Biological systems adapt to changing environments by reorganizing their cellular and physiological program with metabolites representing one important response level. Different stresses lead to both conserved and specific responses on the metabolite level which should be reflected in the underlying metabolic network.


Starting from experimental data obtained by a GC-MS based high-throughput metabolic profiling technology we here develop an approach that: (1) extracts network representations from metabolic condition-dependent data by using pairwise correlations, (2) determines the sets of stable and condition-dependent correlations based on a combination of statistical significance and homogeneity tests, and (3) can identify metabolites related to the stress response, which goes beyond simple observations about the changes of metabolic concentrations. The approach was tested with Escherichia coli as a model organism observed under four different environmental stress conditions (cold stress, heat stress, oxidative stress, lactose diauxie) and control unperturbed conditions.

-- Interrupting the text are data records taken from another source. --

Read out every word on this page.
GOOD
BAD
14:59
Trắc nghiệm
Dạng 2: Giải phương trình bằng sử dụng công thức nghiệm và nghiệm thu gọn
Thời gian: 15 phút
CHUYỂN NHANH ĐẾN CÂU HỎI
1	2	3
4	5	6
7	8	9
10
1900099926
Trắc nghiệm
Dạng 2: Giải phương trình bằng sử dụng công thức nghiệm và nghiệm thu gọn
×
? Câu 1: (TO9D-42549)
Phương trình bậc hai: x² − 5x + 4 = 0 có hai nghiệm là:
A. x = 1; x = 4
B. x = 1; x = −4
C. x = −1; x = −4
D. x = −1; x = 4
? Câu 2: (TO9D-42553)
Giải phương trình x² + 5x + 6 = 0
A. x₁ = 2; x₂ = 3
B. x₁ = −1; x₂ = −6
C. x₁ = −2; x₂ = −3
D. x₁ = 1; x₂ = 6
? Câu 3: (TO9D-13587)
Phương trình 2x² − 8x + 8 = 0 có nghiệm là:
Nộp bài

By constructing the stable network component, which displays a scale free topology and small-world characteristics, we demonstrated that: (1) metabolite hubs in this reconstructed correlation networks are significantly enriched for those contained in biochemical networks such as EcoCyc, (2) particular components of the stable network are enriched for functionally related biochemical pathways, and (3) independently of the response scale, based on their importance in the reorganization of the correlation network a set of metabolites can be identified which represent hypothetical candidates for adjusting to a stress-specific response.


Network-based tools allowed the identification of stress-dependent and general metabolic correlation networks. This correlation-network-based approach does not rely on major changes in concentration to identify metabolites important for stress adaptation, but rather on the changes in network properties with respect to metabolites. This should represent a useful complementary technique in addition to more classical approaches.